In provincia di Ravenna ancora 421 persone in centri accoglienza o alberghi

Nel Ravennate risultano 165 interruzioni a strade comunali o provinciali e 248 frane

A venti giorni dalla seconda alluvione in provincia di Ravenna – dopo quella di inizio maggio che riguardò in particolare Faenza, Conselice e Castel Bolognese –, al 3 giugno le persone accolte in strutture messe a disposizione dai Comuni o in alberghi sono 421. Altrettante nel resto della regione: 232 in provincia di Forlì-Cesena, 162 nella Città metropolitana di Bologna e una sola persona in carico nella provincia di Rimini.

Nel Ravennate risultano chiusure alla circolazione su 165 strade comunali o provinciali: 104 sono interrotte parzialmente e 61 totalmente. In totale Sono 726 le strade comunali e provinciali chiuse alla circolazione, di cui 316 in modo parziale e 410 totalmente. Nel bolognese le arterie interessate sono 194 (87 parzialmente e 107 totalmente); 328 nel forlivese-cesenate (119 parzialmente e 209 totalmente); 39 nel riminese (6 parzialmente e 33 totalmente).

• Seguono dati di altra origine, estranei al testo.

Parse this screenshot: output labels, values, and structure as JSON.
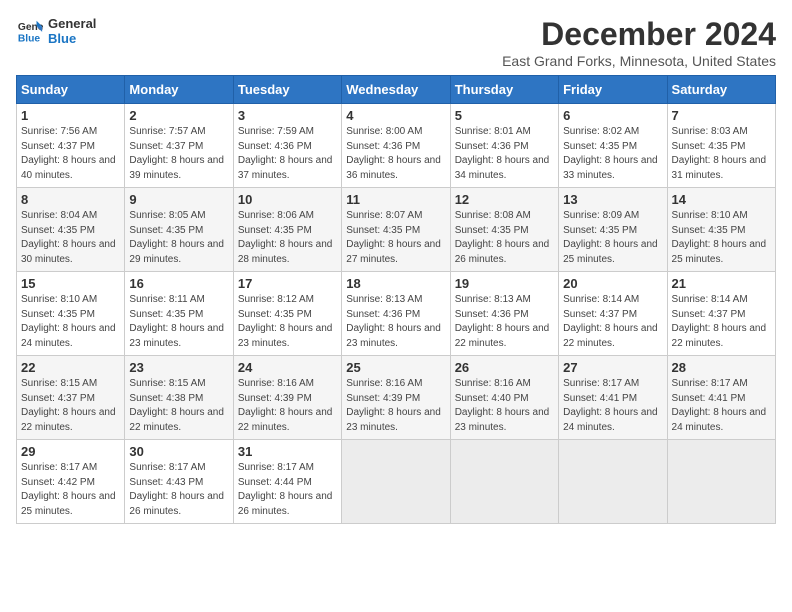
{
  "logo": {
    "line1": "General",
    "line2": "Blue"
  },
  "title": "December 2024",
  "subtitle": "East Grand Forks, Minnesota, United States",
  "days_of_week": [
    "Sunday",
    "Monday",
    "Tuesday",
    "Wednesday",
    "Thursday",
    "Friday",
    "Saturday"
  ],
  "weeks": [
    [
      {
        "day": "1",
        "sunrise": "Sunrise: 7:56 AM",
        "sunset": "Sunset: 4:37 PM",
        "daylight": "Daylight: 8 hours and 40 minutes."
      },
      {
        "day": "2",
        "sunrise": "Sunrise: 7:57 AM",
        "sunset": "Sunset: 4:37 PM",
        "daylight": "Daylight: 8 hours and 39 minutes."
      },
      {
        "day": "3",
        "sunrise": "Sunrise: 7:59 AM",
        "sunset": "Sunset: 4:36 PM",
        "daylight": "Daylight: 8 hours and 37 minutes."
      },
      {
        "day": "4",
        "sunrise": "Sunrise: 8:00 AM",
        "sunset": "Sunset: 4:36 PM",
        "daylight": "Daylight: 8 hours and 36 minutes."
      },
      {
        "day": "5",
        "sunrise": "Sunrise: 8:01 AM",
        "sunset": "Sunset: 4:36 PM",
        "daylight": "Daylight: 8 hours and 34 minutes."
      },
      {
        "day": "6",
        "sunrise": "Sunrise: 8:02 AM",
        "sunset": "Sunset: 4:35 PM",
        "daylight": "Daylight: 8 hours and 33 minutes."
      },
      {
        "day": "7",
        "sunrise": "Sunrise: 8:03 AM",
        "sunset": "Sunset: 4:35 PM",
        "daylight": "Daylight: 8 hours and 31 minutes."
      }
    ],
    [
      {
        "day": "8",
        "sunrise": "Sunrise: 8:04 AM",
        "sunset": "Sunset: 4:35 PM",
        "daylight": "Daylight: 8 hours and 30 minutes."
      },
      {
        "day": "9",
        "sunrise": "Sunrise: 8:05 AM",
        "sunset": "Sunset: 4:35 PM",
        "daylight": "Daylight: 8 hours and 29 minutes."
      },
      {
        "day": "10",
        "sunrise": "Sunrise: 8:06 AM",
        "sunset": "Sunset: 4:35 PM",
        "daylight": "Daylight: 8 hours and 28 minutes."
      },
      {
        "day": "11",
        "sunrise": "Sunrise: 8:07 AM",
        "sunset": "Sunset: 4:35 PM",
        "daylight": "Daylight: 8 hours and 27 minutes."
      },
      {
        "day": "12",
        "sunrise": "Sunrise: 8:08 AM",
        "sunset": "Sunset: 4:35 PM",
        "daylight": "Daylight: 8 hours and 26 minutes."
      },
      {
        "day": "13",
        "sunrise": "Sunrise: 8:09 AM",
        "sunset": "Sunset: 4:35 PM",
        "daylight": "Daylight: 8 hours and 25 minutes."
      },
      {
        "day": "14",
        "sunrise": "Sunrise: 8:10 AM",
        "sunset": "Sunset: 4:35 PM",
        "daylight": "Daylight: 8 hours and 25 minutes."
      }
    ],
    [
      {
        "day": "15",
        "sunrise": "Sunrise: 8:10 AM",
        "sunset": "Sunset: 4:35 PM",
        "daylight": "Daylight: 8 hours and 24 minutes."
      },
      {
        "day": "16",
        "sunrise": "Sunrise: 8:11 AM",
        "sunset": "Sunset: 4:35 PM",
        "daylight": "Daylight: 8 hours and 23 minutes."
      },
      {
        "day": "17",
        "sunrise": "Sunrise: 8:12 AM",
        "sunset": "Sunset: 4:35 PM",
        "daylight": "Daylight: 8 hours and 23 minutes."
      },
      {
        "day": "18",
        "sunrise": "Sunrise: 8:13 AM",
        "sunset": "Sunset: 4:36 PM",
        "daylight": "Daylight: 8 hours and 23 minutes."
      },
      {
        "day": "19",
        "sunrise": "Sunrise: 8:13 AM",
        "sunset": "Sunset: 4:36 PM",
        "daylight": "Daylight: 8 hours and 22 minutes."
      },
      {
        "day": "20",
        "sunrise": "Sunrise: 8:14 AM",
        "sunset": "Sunset: 4:37 PM",
        "daylight": "Daylight: 8 hours and 22 minutes."
      },
      {
        "day": "21",
        "sunrise": "Sunrise: 8:14 AM",
        "sunset": "Sunset: 4:37 PM",
        "daylight": "Daylight: 8 hours and 22 minutes."
      }
    ],
    [
      {
        "day": "22",
        "sunrise": "Sunrise: 8:15 AM",
        "sunset": "Sunset: 4:37 PM",
        "daylight": "Daylight: 8 hours and 22 minutes."
      },
      {
        "day": "23",
        "sunrise": "Sunrise: 8:15 AM",
        "sunset": "Sunset: 4:38 PM",
        "daylight": "Daylight: 8 hours and 22 minutes."
      },
      {
        "day": "24",
        "sunrise": "Sunrise: 8:16 AM",
        "sunset": "Sunset: 4:39 PM",
        "daylight": "Daylight: 8 hours and 22 minutes."
      },
      {
        "day": "25",
        "sunrise": "Sunrise: 8:16 AM",
        "sunset": "Sunset: 4:39 PM",
        "daylight": "Daylight: 8 hours and 23 minutes."
      },
      {
        "day": "26",
        "sunrise": "Sunrise: 8:16 AM",
        "sunset": "Sunset: 4:40 PM",
        "daylight": "Daylight: 8 hours and 23 minutes."
      },
      {
        "day": "27",
        "sunrise": "Sunrise: 8:17 AM",
        "sunset": "Sunset: 4:41 PM",
        "daylight": "Daylight: 8 hours and 24 minutes."
      },
      {
        "day": "28",
        "sunrise": "Sunrise: 8:17 AM",
        "sunset": "Sunset: 4:41 PM",
        "daylight": "Daylight: 8 hours and 24 minutes."
      }
    ],
    [
      {
        "day": "29",
        "sunrise": "Sunrise: 8:17 AM",
        "sunset": "Sunset: 4:42 PM",
        "daylight": "Daylight: 8 hours and 25 minutes."
      },
      {
        "day": "30",
        "sunrise": "Sunrise: 8:17 AM",
        "sunset": "Sunset: 4:43 PM",
        "daylight": "Daylight: 8 hours and 26 minutes."
      },
      {
        "day": "31",
        "sunrise": "Sunrise: 8:17 AM",
        "sunset": "Sunset: 4:44 PM",
        "daylight": "Daylight: 8 hours and 26 minutes."
      },
      null,
      null,
      null,
      null
    ]
  ]
}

Non si ferma l’attività di monitoraggio da parte delle squadre di rilevatori che permette di definire il quadro più aggiornato della situazione frane. Al 3 giugno in regione si contano 936 frane principali, numero invariato rispetto a quelle rilevate fino al giorno prima. Complessivamente ci sono 399 frane in provincia di Forlì-Cesena; 248 in provincia di Ravenna; 120 in provincia di Bologna; 14 in provincia di Reggio Emilia, 143 in quella di Rimini e 12 in quella di Modena. A queste si uniscono migliaia di micro-frane che costellano l’intero Appennino interessato dall’emergenza.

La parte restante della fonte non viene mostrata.